31. Conheci, pois, que no estado de seu mesmo ser estava o Altíssimo, quando entre as três divinas pessoas -a nosso entender- se decretou o comunicar suas perfeições de maneira que fizessem dons delas. E é de advertir, para melhor declarar-me, que Deus entende todas as coisas com um ato em si mesmo indivisível e simplicíssimo e sem discurso; e não procede do conhecimento de uma coisa a conhecer outra, como nós procedemos, discorrendo e conhecendo primeiro uma com um ato do entendimento e logo outra com outro; porque Deus todas as conhece juntamente de uma vez, sem que haja em seu entendimento infinito primeiro nem posterior, que ali todas estão juntas na noticia e ciência divina increada, como o estão no ser de Deus, de onde se encerram e contém como em primeiro principio.

CAPITULO 4

37. Duas coisas me admiram, suspendem e enternecem meu tíbio coração, deixando aniquilado neste conhecimento e luz que tenho: a primeira é aquela inclinação e peso que vi em Deus e a força de sua vontade para comunicar sua divindade e os tesouros de sua gloria; a segunda é a imensidade inefável e incompreensível dos bens e dons que conheci queria distribuir, e nesta inclinação e desejo que sua grandeza tinha, conheci estava disposto para santificar, justificar e encher de dons e perfeições a todas as criaturas juntas e a cada uma por si, dando a cada uma mais que tem todos os santos anjos e serafins todos juntos, ainda que as gotas do mar e suas areias, as estrelas, plantas, elementos e todas as criaturas irracionais foram capazes de razão e de seus dons, como de sua parte se dispuseram e não tuvieram limite que o impedisse.Oh! terrivibilidade do pecado e seu malicia, que apenas isso basta para deter a impetuosa corrente de tantos bens eternos!

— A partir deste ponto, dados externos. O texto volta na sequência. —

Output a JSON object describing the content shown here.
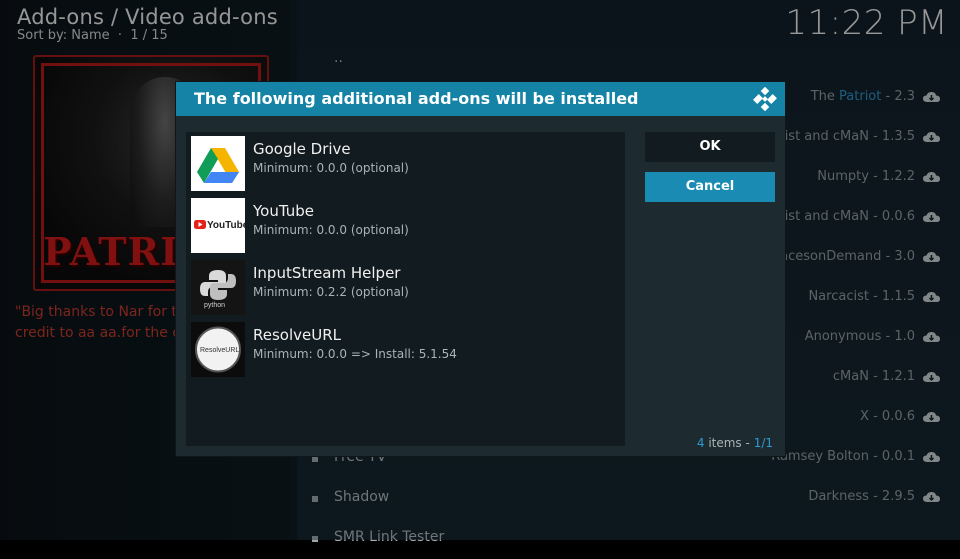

38. O segundo instante foi conferir e decretar esta comunicação da divindade com a razão e motivos de que fosse para maior gloria ad extra e exaltação de Sua Majestade com a manifestação de sua grandeza. E esta exaltação própria mirou Deus neste instante como fim de comunicar se e dar se a conhecer na liberalidade de derramar seus atributos e usar de sua onipotência, para ser conhecido, adorado e glorificado.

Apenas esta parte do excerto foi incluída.